SaferNet Brasil vai receber denúncias e encaminhá-las ao Ministério Público Federal.

O Ministério Público Federal no Rio Grande do Sul assinou nesta quarta-feira, 22 de novembro, termo de cooperação técnica com a ONG SaferNet Brasil para receber denúncias de crimes na internet contra direitos humanos praticados no estado gaúcho. O convênio prevê que a ONG ficará responsável por acolher em seu site (www.denunciar.org.br) denúncias referentes a crimes de racismo, pedofilia, xenofobia, intolerância religiosa, homofobia e apologia/incitação a crimes contra a vida e repassá-las, após checar sua veracidade, ao MPF/RS.

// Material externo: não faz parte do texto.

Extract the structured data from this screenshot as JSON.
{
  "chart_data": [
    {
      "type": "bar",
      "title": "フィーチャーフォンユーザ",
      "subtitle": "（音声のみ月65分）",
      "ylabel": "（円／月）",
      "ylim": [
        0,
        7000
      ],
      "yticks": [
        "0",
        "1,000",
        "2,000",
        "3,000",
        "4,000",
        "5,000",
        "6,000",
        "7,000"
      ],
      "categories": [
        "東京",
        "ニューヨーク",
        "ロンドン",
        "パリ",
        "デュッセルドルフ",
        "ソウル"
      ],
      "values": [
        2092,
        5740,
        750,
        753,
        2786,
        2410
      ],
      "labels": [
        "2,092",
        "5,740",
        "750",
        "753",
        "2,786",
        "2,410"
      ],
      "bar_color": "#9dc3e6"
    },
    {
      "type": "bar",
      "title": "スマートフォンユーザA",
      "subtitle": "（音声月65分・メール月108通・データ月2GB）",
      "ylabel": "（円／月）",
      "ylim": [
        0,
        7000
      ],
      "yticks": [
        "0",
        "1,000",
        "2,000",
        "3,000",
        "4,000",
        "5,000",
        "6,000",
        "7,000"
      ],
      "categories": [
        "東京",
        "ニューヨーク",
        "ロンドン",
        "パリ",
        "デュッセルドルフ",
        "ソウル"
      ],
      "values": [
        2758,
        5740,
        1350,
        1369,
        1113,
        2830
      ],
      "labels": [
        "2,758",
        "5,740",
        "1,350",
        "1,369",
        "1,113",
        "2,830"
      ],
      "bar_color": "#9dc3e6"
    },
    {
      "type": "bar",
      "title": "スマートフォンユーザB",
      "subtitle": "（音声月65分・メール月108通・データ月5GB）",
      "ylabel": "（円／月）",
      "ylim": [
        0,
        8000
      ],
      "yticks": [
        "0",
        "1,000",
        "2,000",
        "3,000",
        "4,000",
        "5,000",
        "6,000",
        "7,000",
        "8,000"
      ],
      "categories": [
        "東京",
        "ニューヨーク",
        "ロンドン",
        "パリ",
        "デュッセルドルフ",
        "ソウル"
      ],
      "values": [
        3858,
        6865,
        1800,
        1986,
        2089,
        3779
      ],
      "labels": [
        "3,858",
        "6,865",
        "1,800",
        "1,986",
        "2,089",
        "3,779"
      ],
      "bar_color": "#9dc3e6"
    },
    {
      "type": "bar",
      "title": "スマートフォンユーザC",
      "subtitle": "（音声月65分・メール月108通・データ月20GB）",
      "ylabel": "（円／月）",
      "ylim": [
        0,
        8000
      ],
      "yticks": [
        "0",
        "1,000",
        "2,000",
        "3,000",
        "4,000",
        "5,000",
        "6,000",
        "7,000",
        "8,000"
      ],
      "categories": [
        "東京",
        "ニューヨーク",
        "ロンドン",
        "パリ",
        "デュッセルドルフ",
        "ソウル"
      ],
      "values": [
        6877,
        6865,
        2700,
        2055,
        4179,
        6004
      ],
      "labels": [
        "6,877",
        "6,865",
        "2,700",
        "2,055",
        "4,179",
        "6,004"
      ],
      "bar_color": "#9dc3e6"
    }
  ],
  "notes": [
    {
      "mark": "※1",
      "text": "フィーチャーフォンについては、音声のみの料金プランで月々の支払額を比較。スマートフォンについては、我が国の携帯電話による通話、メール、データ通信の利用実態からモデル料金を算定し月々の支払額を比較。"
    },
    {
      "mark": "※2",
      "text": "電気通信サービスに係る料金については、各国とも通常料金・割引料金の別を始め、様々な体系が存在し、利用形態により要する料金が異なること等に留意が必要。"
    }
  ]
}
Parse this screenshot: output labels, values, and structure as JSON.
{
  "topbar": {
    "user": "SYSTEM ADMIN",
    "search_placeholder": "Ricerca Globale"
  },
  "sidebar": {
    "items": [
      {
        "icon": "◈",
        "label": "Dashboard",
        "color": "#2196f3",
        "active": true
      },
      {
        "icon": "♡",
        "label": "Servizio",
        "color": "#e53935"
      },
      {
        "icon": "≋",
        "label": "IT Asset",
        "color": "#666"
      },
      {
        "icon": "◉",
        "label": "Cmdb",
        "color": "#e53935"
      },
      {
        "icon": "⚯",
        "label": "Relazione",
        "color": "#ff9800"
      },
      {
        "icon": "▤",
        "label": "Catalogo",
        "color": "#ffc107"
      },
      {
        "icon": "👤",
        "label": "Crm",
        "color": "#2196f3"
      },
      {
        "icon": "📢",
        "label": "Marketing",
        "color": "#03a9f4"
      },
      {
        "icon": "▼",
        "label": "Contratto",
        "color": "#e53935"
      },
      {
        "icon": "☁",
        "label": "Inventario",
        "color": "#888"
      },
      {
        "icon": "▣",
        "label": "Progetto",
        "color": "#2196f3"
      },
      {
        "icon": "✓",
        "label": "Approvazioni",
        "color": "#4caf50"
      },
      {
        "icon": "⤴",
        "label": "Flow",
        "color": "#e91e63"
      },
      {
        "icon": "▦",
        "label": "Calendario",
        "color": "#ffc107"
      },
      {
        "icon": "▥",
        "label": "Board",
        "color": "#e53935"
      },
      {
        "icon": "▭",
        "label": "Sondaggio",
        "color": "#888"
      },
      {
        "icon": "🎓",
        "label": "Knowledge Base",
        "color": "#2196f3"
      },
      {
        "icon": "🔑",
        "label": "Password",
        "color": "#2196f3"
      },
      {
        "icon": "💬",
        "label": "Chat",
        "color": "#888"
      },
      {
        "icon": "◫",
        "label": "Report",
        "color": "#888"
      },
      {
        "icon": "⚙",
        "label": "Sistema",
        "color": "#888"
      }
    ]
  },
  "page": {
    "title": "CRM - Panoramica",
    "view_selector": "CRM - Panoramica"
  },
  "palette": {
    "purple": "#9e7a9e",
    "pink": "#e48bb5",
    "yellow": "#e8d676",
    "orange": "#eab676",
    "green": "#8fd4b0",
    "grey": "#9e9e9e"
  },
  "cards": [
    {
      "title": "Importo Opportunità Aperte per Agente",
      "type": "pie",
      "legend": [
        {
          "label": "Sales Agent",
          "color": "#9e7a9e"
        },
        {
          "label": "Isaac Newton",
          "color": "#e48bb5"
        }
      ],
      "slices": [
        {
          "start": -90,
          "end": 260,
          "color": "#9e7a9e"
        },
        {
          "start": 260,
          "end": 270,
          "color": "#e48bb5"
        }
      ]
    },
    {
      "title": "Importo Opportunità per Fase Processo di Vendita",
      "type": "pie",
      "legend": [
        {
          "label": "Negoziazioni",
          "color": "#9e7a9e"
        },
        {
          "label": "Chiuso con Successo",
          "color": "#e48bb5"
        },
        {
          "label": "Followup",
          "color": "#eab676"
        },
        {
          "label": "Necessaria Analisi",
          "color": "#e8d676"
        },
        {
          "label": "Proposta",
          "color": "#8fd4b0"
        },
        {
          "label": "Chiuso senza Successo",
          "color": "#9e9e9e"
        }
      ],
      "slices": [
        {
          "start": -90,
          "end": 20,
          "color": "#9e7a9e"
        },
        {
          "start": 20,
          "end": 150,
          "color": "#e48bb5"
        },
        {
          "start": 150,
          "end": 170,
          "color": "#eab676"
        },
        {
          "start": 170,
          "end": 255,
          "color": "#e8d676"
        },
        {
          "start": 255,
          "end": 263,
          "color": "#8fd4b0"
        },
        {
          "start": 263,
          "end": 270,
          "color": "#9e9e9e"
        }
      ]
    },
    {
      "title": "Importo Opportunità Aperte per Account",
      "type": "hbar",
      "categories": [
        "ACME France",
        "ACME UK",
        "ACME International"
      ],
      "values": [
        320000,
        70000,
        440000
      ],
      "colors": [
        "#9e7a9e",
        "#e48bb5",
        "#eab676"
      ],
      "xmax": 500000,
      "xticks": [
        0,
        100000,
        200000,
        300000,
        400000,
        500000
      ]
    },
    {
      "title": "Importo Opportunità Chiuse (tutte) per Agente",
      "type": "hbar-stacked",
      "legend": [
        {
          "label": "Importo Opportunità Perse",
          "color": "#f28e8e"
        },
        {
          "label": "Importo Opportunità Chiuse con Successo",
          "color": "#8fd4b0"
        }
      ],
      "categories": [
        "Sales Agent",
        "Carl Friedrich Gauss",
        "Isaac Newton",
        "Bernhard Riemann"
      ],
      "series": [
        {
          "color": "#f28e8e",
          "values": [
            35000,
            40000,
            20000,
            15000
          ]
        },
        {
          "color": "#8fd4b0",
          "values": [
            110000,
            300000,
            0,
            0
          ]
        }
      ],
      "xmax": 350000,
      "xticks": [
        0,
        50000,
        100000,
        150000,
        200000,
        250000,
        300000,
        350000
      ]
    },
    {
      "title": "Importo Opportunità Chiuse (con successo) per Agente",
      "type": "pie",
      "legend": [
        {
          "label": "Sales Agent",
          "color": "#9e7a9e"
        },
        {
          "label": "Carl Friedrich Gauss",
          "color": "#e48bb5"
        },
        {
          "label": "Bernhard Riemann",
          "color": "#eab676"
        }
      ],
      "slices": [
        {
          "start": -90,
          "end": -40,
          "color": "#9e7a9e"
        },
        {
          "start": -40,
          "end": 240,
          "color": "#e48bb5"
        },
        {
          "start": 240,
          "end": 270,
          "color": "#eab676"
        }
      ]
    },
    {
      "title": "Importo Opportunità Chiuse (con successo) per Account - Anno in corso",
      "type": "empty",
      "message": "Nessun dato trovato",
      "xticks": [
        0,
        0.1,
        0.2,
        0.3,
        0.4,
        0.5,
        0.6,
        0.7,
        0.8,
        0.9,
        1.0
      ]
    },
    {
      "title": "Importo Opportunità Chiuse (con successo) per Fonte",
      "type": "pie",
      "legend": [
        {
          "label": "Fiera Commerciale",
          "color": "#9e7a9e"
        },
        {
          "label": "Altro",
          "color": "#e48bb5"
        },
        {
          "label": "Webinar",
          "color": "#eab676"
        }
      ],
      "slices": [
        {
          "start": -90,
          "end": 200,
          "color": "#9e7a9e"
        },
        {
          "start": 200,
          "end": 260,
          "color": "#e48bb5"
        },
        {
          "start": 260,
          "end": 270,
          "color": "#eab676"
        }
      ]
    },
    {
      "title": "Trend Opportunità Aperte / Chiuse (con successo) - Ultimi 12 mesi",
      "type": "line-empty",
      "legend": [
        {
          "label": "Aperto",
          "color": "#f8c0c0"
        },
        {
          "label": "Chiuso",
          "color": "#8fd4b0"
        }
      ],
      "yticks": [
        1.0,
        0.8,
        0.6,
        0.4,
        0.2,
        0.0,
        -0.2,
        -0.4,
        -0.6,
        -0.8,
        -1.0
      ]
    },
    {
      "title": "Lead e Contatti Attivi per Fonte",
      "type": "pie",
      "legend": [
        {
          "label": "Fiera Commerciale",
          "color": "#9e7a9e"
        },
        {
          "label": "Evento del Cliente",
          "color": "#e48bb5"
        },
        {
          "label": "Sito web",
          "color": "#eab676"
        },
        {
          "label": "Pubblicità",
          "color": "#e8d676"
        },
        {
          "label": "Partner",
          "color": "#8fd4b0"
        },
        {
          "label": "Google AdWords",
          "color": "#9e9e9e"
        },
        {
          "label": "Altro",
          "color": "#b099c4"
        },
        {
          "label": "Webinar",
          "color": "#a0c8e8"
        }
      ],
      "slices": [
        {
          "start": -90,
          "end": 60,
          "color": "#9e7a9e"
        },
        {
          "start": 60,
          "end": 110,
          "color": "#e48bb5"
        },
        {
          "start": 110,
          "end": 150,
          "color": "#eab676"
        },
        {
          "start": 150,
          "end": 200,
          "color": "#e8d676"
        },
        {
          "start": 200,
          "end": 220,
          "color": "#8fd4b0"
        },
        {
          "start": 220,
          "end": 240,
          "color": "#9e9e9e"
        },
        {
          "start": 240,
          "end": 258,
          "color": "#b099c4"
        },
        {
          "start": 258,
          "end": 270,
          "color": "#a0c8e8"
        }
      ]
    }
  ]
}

O procurador-chefe da Procuradoria da República no Rio Grande do Sul Carlos Eduardo Copetti Leite, o procurador regional dos Direitos do Cidadão Felipe Bretanha e Maria Valesca de Mesquita, procuradora da República e coordenadora da Secretaria Criminal do MPF/RS, assinaram o termo em conjunto com Thiago Tavares de Oliveira, presidente e diretor de projetos da SaferNet Brasil.

Sobre a assinatura do termo, Copetti declarou que “a assinatura desse termo é de extrema importância uma vez que o MPF/RS lida com esses fatos tanto na esfera criminal quanto na esfera cível e é importante também contar com o apoio e a participação de uma entidade especializada em crimes eletrônicos como a SaferNet para dar-nos um suporte técnico em nossa atuação”.

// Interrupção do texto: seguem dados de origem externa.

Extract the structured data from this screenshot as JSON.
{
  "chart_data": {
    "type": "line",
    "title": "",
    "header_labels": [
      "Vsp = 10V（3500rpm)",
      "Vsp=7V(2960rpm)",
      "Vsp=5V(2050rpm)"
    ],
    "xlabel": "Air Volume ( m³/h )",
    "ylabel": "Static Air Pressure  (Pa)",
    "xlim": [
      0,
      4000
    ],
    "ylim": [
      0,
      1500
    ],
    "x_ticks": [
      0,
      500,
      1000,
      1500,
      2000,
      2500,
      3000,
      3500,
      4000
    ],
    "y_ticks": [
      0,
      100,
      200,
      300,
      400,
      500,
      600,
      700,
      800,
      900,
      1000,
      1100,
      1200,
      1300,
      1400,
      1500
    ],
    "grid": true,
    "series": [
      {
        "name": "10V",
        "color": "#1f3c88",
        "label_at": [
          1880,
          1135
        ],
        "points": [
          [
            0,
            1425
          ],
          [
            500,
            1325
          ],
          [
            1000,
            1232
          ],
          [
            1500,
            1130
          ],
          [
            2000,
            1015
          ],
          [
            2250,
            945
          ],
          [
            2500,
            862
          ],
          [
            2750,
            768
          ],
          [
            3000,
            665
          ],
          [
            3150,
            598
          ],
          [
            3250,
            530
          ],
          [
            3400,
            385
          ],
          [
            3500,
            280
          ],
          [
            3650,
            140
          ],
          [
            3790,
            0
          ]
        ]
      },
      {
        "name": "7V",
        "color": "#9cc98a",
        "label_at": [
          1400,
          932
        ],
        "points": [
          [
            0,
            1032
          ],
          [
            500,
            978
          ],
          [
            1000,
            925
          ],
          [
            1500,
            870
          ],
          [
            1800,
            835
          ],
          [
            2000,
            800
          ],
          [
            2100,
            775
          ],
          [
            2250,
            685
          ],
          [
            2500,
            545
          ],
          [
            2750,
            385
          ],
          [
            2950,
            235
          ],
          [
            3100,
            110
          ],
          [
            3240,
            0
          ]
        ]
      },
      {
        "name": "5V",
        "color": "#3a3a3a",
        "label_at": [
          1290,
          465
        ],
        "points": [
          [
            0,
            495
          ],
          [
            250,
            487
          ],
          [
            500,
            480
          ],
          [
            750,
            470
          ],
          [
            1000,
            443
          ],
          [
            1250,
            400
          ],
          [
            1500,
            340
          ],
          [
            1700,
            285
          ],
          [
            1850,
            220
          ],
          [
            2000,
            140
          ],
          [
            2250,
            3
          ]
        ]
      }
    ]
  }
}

Thiago Tavares, presidente da ONG, ressaltou que com a assinatura do termo “a SaferNet se compromete a receber, processar e encaminhar ao MPF/RS as todas denúncias relacionadas a crimes e violações contra os direitos humanos, praticados na internet, desde que se comprove o envolvimento de cidadãos ou provedores residentes no estado".

SaferNet - A ONG SaferNet Brasil, sediada na Bahia, atua em todo o país denunciando a prática de crimes na internet e promovendo os direitos humanos na rede. E desde o início do ano tem cooperado com o MPF. Em fevereiro, a SaferNet representou contra as empresas Google Brasil S.A. e Orkut LLC por meio de um relatório de 220 páginas, contendo dezenas de denúncias contra comunidades do Orkut sobre pedofilia e que pregavam racismo e outras formas de discriminação.

Após o recebimento das informações da SaferNet, o MPF já pediu à Justiça Federal a quebra do sigilo de informações da internet de mais de 20 comunidades do Orkut e seus integrantes.